Russian energy exports are already under pressure over the short and medium terms from the shale gas revolution in the U.S. and the proliferation of LNG infrastructure across the EU, Russia’s most lucrative market. In reaction to this, Russia has followed up the decommissioning of the unaffordable South Stream project by putting in process a new “Turk Stream” pipeline. This will connect Russia gas producers to the southeast of Europe via an underwater link to a proposed pipeline corridor through Turkey. The pressure that Russia is putting on Turkey, Azerbaijan and the EU to make sure connecting infrastructure is in place by the time this pipeline is operational is indicative of the time pressure under which Moscow feels it is operating.

With dramatic departmental budget cuts already taking place to accommodate the loss of revenue from falling energy prices the thought of a major new exporter further driving down prices, and thus government revenue, is cause for serious concern in the Kremlin. It is possible therefore, as first suggested by Brian Whitmore in his Daily Vertical podcast, to view Russian actions in Iran not as a way of shoring up relations with a major regional power but as a way of forestalling the upcoming P5+1 negotiations.

Resuscitating the possibility that Russia may supply Iran with advanced air defense systems, primarily the S-300 or S-400 SAM systems, would represent a major impediment to the lifting of further sanctions on Iran. Whilst a Russian sale of these weapons would breach the sanctions regime agreed in 2010 the fact that Russia is now itself being targeted with Western sanctions may have altered the cost-benefit calculation in favor of going ahead with the deal.

Such a solution also represents a rare coalescence among some of the main internal drivers of Russian foreign policy, in this instance the energy lobby led by the state-owned giants Rosneft and Gazprom, and the arms manufacturing lobby, currently preeminent and flush with cash due to Russia’s ruinously expensive military modernization program.

This would form the latest in a recent trend of Russian “spoiler diplomacy,” whereby Russia acts through international institutions or negotiating formats to derail or block actions that are deemed detrimental to Russia’s national interest. This is the case in the UN Security Council over intervention in the Syrian civil war and in the east of Ukraine, where the strong Russian presence in the OSCE continually blocks the deployment of a meaningful international monitoring force.

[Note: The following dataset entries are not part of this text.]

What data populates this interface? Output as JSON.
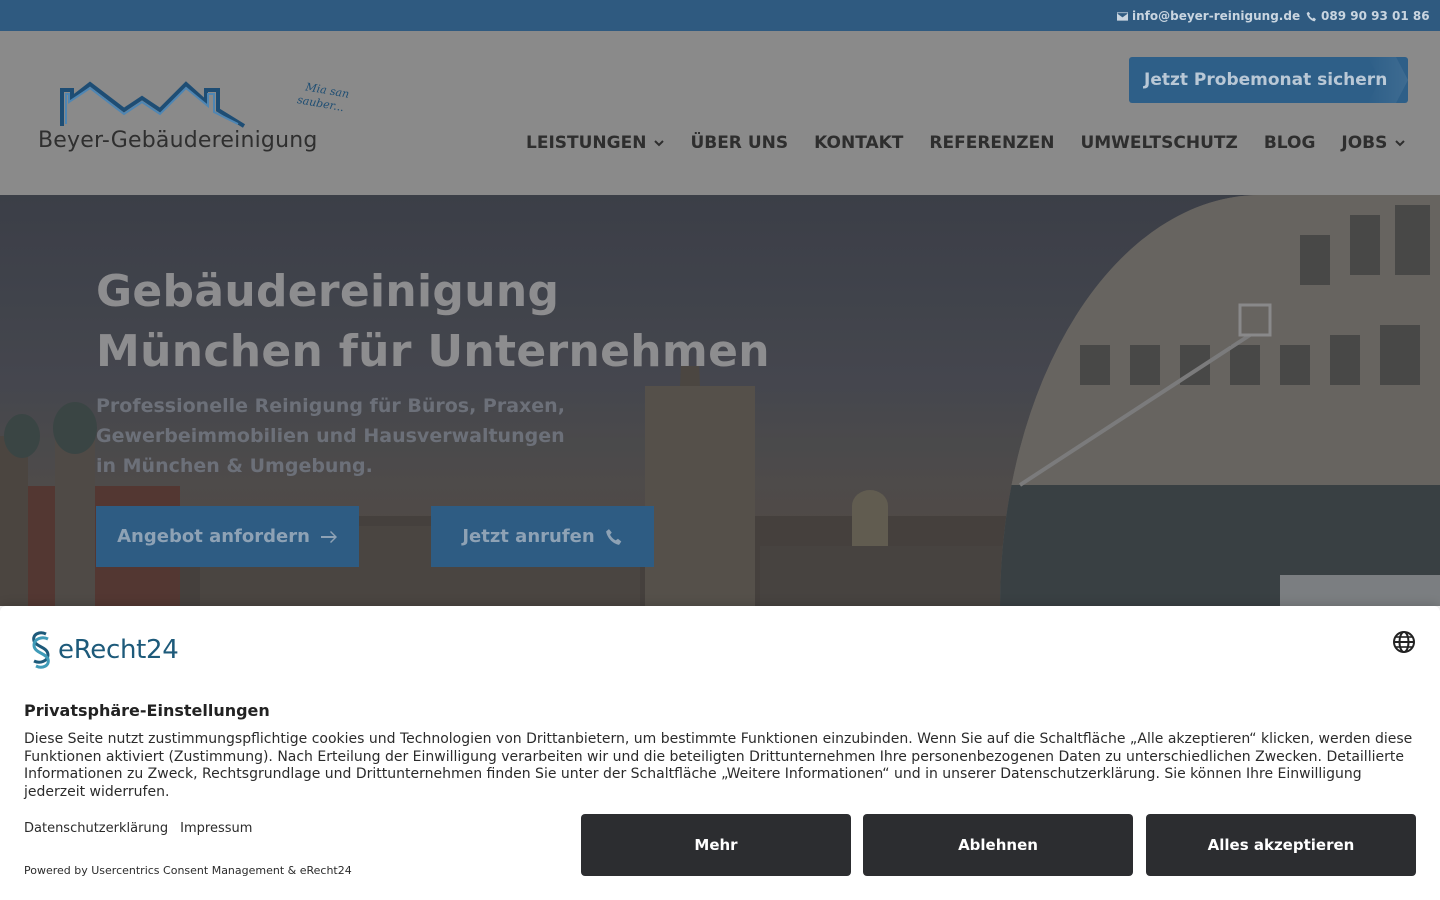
{
  "topbar": {
    "email": "info@beyer-reinigung.de",
    "phone": "089 90 93 01 86",
    "email_icon": "envelope-icon",
    "phone_icon": "phone-icon"
  },
  "header": {
    "logo_text": "Beyer-Gebäudereinigung",
    "logo_tagline_1": "Mia san",
    "logo_tagline_2": "sauber...",
    "promo_button": "Jetzt Probemonat sichern",
    "nav": [
      {
        "label": "LEISTUNGEN",
        "has_dropdown": true
      },
      {
        "label": "ÜBER UNS",
        "has_dropdown": false
      },
      {
        "label": "KONTAKT",
        "has_dropdown": false
      },
      {
        "label": "REFERENZEN",
        "has_dropdown": false
      },
      {
        "label": "UMWELTSCHUTZ",
        "has_dropdown": false
      },
      {
        "label": "BLOG",
        "has_dropdown": false
      },
      {
        "label": "JOBS",
        "has_dropdown": true
      }
    ]
  },
  "hero": {
    "title_line_1": "Gebäudereinigung",
    "title_line_2": "München für Unternehmen",
    "subtitle_line_1": "Professionelle Reinigung für Büros, Praxen,",
    "subtitle_line_2": "Gewerbeimmobilien und Hausverwaltungen",
    "subtitle_line_3": "in München & Umgebung.",
    "btn_offer": "Angebot anfordern",
    "btn_offer_icon": "arrow-right-icon",
    "btn_call": "Jetzt anrufen",
    "btn_call_icon": "phone-icon"
  },
  "consent": {
    "brand": "eRecht24",
    "title": "Privatsphäre-Einstellungen",
    "text": "Diese Seite nutzt zustimmungspflichtige cookies und Technologien von Drittanbietern, um bestimmte Funktionen einzubinden. Wenn Sie auf die Schaltfläche „Alle akzeptieren“ klicken, werden diese Funktionen aktiviert (Zustimmung). Nach Erteilung der Einwilligung verarbeiten wir und die beteiligten Drittunternehmen Ihre personenbezogenen Daten zu unterschiedlichen Zwecken. Detaillierte Informationen zu Zweck, Rechtsgrundlage und Drittunternehmen finden Sie unter der Schaltfläche „Weitere Informationen“ und in unserer Datenschutzerklärung. Sie können Ihre Einwilligung jederzeit widerrufen.",
    "link_privacy": "Datenschutzerklärung",
    "link_imprint": "Impressum",
    "powered_by": "Powered by Usercentrics Consent Management & eRecht24",
    "btn_more": "Mehr",
    "btn_reject": "Ablehnen",
    "btn_accept": "Alles akzeptieren",
    "language_icon": "globe-icon"
  },
  "colors": {
    "topbar": "#2f5a80",
    "primary_button": "#2e5c83",
    "consent_button": "#2c2d30",
    "brand_teal": "#1d5a7a"
  }
}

Prolonging the Iranian negotiations is also an opportunity for Russia to continue to present itself as an indispensable power in international relations. Whilst the conflict in Ukraine has caused a deepening rift between Russia and the West in Europe, areas of cooperation outside of this theater – including the long-term sustainability of the Afghan state, managing the disposal of Syrian chemical and biological weapons, Russo-American nuclear disarmament talks, and finally Iran – continue to provide the Kremlin with the international platform it feels is Russia’s due. Continued exclusion from the wider global community may also serve to make Tehran more amenable to Russian overtures to seek membership of the Shanghai Cooperation Organization (SCO), an increasingly important regional security infrastructure dominated by Russia and China.

It may really be the case that Russia is simply trying to secure its post-sanctions relationship with Iran, but on a strategic level the normalization of Iranian international relations represents a serious threat to the Russian economic model and global diplomatic presence. Not for the first time, Russian overtures may not be quite what they seem.

Thomas Frear is a Researcher at the European Leadership Network.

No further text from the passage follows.